The best-performing machine learning model predicted clinical worsening events with a sensitivity of 77.9% and specificity of 58.5%. In other words, the algorithm accurately identified more than three-quarters of patients who experienced such an event, and just over half of those who did not.

Statistical analyses of the machine learning model indicated that the strongest predictors of clinical worsening events were body mass index (BMI) and red cell distribution width (RDW). BMI is a ratio of weight to height, whereas RDW assesses the variability in size of red blood cells (the cells that carry oxygen through the bloodstream). Patients with more clinical visits within a one-month window also had higher rates of clinical worsening events.

Building off their model, the researchers devised a simply calculated risk prediction score to divide PAH patients into three groups: those with low, medium, or high risk of future events. Most (74%) patients in the low-risk group did not have any worsening events, whereas almost all (82%) of those in the high-risk group did. In the medium-risk group, roughly half of the patients experienced worsening events.

“These findings demonstrate the feasibility of using routinely collected clinical data to explore predictors of short-term disease progression,” the researchers concluded.

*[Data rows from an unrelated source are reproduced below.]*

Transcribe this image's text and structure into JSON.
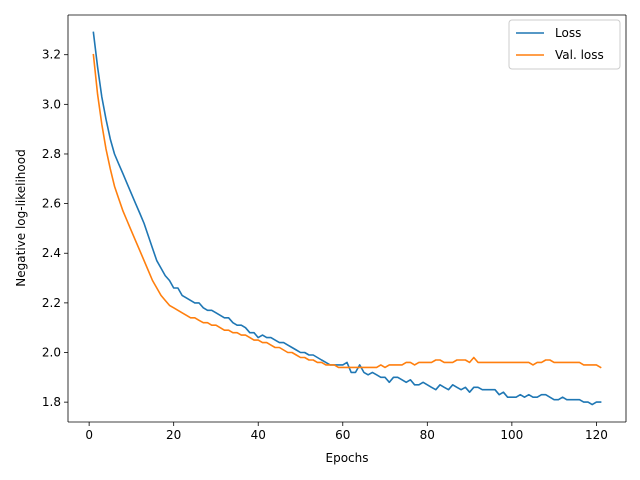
{
  "chart_data": {
    "type": "line",
    "title": "",
    "xlabel": "Epochs",
    "ylabel": "Negative log-likelihood",
    "xlim": [
      -5,
      127
    ],
    "ylim": [
      1.72,
      3.36
    ],
    "xticks": [
      0,
      20,
      40,
      60,
      80,
      100,
      120
    ],
    "xtick_labels": [
      "0",
      "20",
      "40",
      "60",
      "80",
      "100",
      "120"
    ],
    "yticks": [
      1.8,
      2.0,
      2.2,
      2.4,
      2.6,
      2.8,
      3.0,
      3.2
    ],
    "ytick_labels": [
      "1.8",
      "2.0",
      "2.2",
      "2.4",
      "2.6",
      "2.8",
      "3.0",
      "3.2"
    ],
    "grid": false,
    "legend_position": "top-right",
    "series": [
      {
        "name": "Loss",
        "color": "#1f77b4",
        "x": [
          1,
          2,
          3,
          4,
          5,
          6,
          7,
          8,
          9,
          10,
          11,
          12,
          13,
          14,
          15,
          16,
          17,
          18,
          19,
          20,
          21,
          22,
          23,
          24,
          25,
          26,
          27,
          28,
          29,
          30,
          31,
          32,
          33,
          34,
          35,
          36,
          37,
          38,
          39,
          40,
          41,
          42,
          43,
          44,
          45,
          46,
          47,
          48,
          49,
          50,
          51,
          52,
          53,
          54,
          55,
          56,
          57,
          58,
          59,
          60,
          61,
          62,
          63,
          64,
          65,
          66,
          67,
          68,
          69,
          70,
          71,
          72,
          73,
          74,
          75,
          76,
          77,
          78,
          79,
          80,
          81,
          82,
          83,
          84,
          85,
          86,
          87,
          88,
          89,
          90,
          91,
          92,
          93,
          94,
          95,
          96,
          97,
          98,
          99,
          100,
          101,
          102,
          103,
          104,
          105,
          106,
          107,
          108,
          109,
          110,
          111,
          112,
          113,
          114,
          115,
          116,
          117,
          118,
          119,
          120,
          121
        ],
        "y": [
          3.29,
          3.15,
          3.03,
          2.94,
          2.86,
          2.8,
          2.76,
          2.72,
          2.68,
          2.64,
          2.6,
          2.56,
          2.52,
          2.47,
          2.42,
          2.37,
          2.34,
          2.31,
          2.29,
          2.26,
          2.26,
          2.23,
          2.22,
          2.21,
          2.2,
          2.2,
          2.18,
          2.17,
          2.17,
          2.16,
          2.15,
          2.14,
          2.14,
          2.12,
          2.11,
          2.11,
          2.1,
          2.08,
          2.08,
          2.06,
          2.07,
          2.06,
          2.06,
          2.05,
          2.04,
          2.04,
          2.03,
          2.02,
          2.01,
          2.0,
          2.0,
          1.99,
          1.99,
          1.98,
          1.97,
          1.96,
          1.95,
          1.95,
          1.95,
          1.95,
          1.96,
          1.92,
          1.92,
          1.95,
          1.92,
          1.91,
          1.92,
          1.91,
          1.9,
          1.9,
          1.88,
          1.9,
          1.9,
          1.89,
          1.88,
          1.89,
          1.87,
          1.87,
          1.88,
          1.87,
          1.86,
          1.85,
          1.87,
          1.86,
          1.85,
          1.87,
          1.86,
          1.85,
          1.86,
          1.84,
          1.86,
          1.86,
          1.85,
          1.85,
          1.85,
          1.85,
          1.83,
          1.84,
          1.82,
          1.82,
          1.82,
          1.83,
          1.82,
          1.83,
          1.82,
          1.82,
          1.83,
          1.83,
          1.82,
          1.81,
          1.81,
          1.82,
          1.81,
          1.81,
          1.81,
          1.81,
          1.8,
          1.8,
          1.79,
          1.8,
          1.8
        ]
      },
      {
        "name": "Val. loss",
        "color": "#ff7f0e",
        "x": [
          1,
          2,
          3,
          4,
          5,
          6,
          7,
          8,
          9,
          10,
          11,
          12,
          13,
          14,
          15,
          16,
          17,
          18,
          19,
          20,
          21,
          22,
          23,
          24,
          25,
          26,
          27,
          28,
          29,
          30,
          31,
          32,
          33,
          34,
          35,
          36,
          37,
          38,
          39,
          40,
          41,
          42,
          43,
          44,
          45,
          46,
          47,
          48,
          49,
          50,
          51,
          52,
          53,
          54,
          55,
          56,
          57,
          58,
          59,
          60,
          61,
          62,
          63,
          64,
          65,
          66,
          67,
          68,
          69,
          70,
          71,
          72,
          73,
          74,
          75,
          76,
          77,
          78,
          79,
          80,
          81,
          82,
          83,
          84,
          85,
          86,
          87,
          88,
          89,
          90,
          91,
          92,
          93,
          94,
          95,
          96,
          97,
          98,
          99,
          100,
          101,
          102,
          103,
          104,
          105,
          106,
          107,
          108,
          109,
          110,
          111,
          112,
          113,
          114,
          115,
          116,
          117,
          118,
          119,
          120,
          121
        ],
        "y": [
          3.2,
          3.04,
          2.92,
          2.82,
          2.74,
          2.67,
          2.62,
          2.57,
          2.53,
          2.49,
          2.45,
          2.41,
          2.37,
          2.33,
          2.29,
          2.26,
          2.23,
          2.21,
          2.19,
          2.18,
          2.17,
          2.16,
          2.15,
          2.14,
          2.14,
          2.13,
          2.12,
          2.12,
          2.11,
          2.11,
          2.1,
          2.09,
          2.09,
          2.08,
          2.08,
          2.07,
          2.07,
          2.06,
          2.05,
          2.05,
          2.04,
          2.04,
          2.03,
          2.02,
          2.02,
          2.01,
          2.0,
          2.0,
          1.99,
          1.98,
          1.98,
          1.97,
          1.97,
          1.96,
          1.96,
          1.95,
          1.95,
          1.95,
          1.94,
          1.94,
          1.94,
          1.94,
          1.94,
          1.94,
          1.94,
          1.94,
          1.94,
          1.94,
          1.95,
          1.94,
          1.95,
          1.95,
          1.95,
          1.95,
          1.96,
          1.96,
          1.95,
          1.96,
          1.96,
          1.96,
          1.96,
          1.97,
          1.97,
          1.96,
          1.96,
          1.96,
          1.97,
          1.97,
          1.97,
          1.96,
          1.98,
          1.96,
          1.96,
          1.96,
          1.96,
          1.96,
          1.96,
          1.96,
          1.96,
          1.96,
          1.96,
          1.96,
          1.96,
          1.96,
          1.95,
          1.96,
          1.96,
          1.97,
          1.97,
          1.96,
          1.96,
          1.96,
          1.96,
          1.96,
          1.96,
          1.96,
          1.95,
          1.95,
          1.95,
          1.95,
          1.94
        ]
      }
    ]
  }
}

The scientists noted that although their model shows promise, the study has noteworthy limitations, including the relatively homogenous demographics of patients and the fact that data were based on records from just one healthcare system. As such, they stressed a need for further work to validate and expand upon their findings.

“Automated risk prediction using [electronic health record] data may represent a clinically useful tool in the future; however, further validation in independent cohorts and additional implementation research are necessary before such approaches can be incorporated into routine PAH management,” the scientists wrote.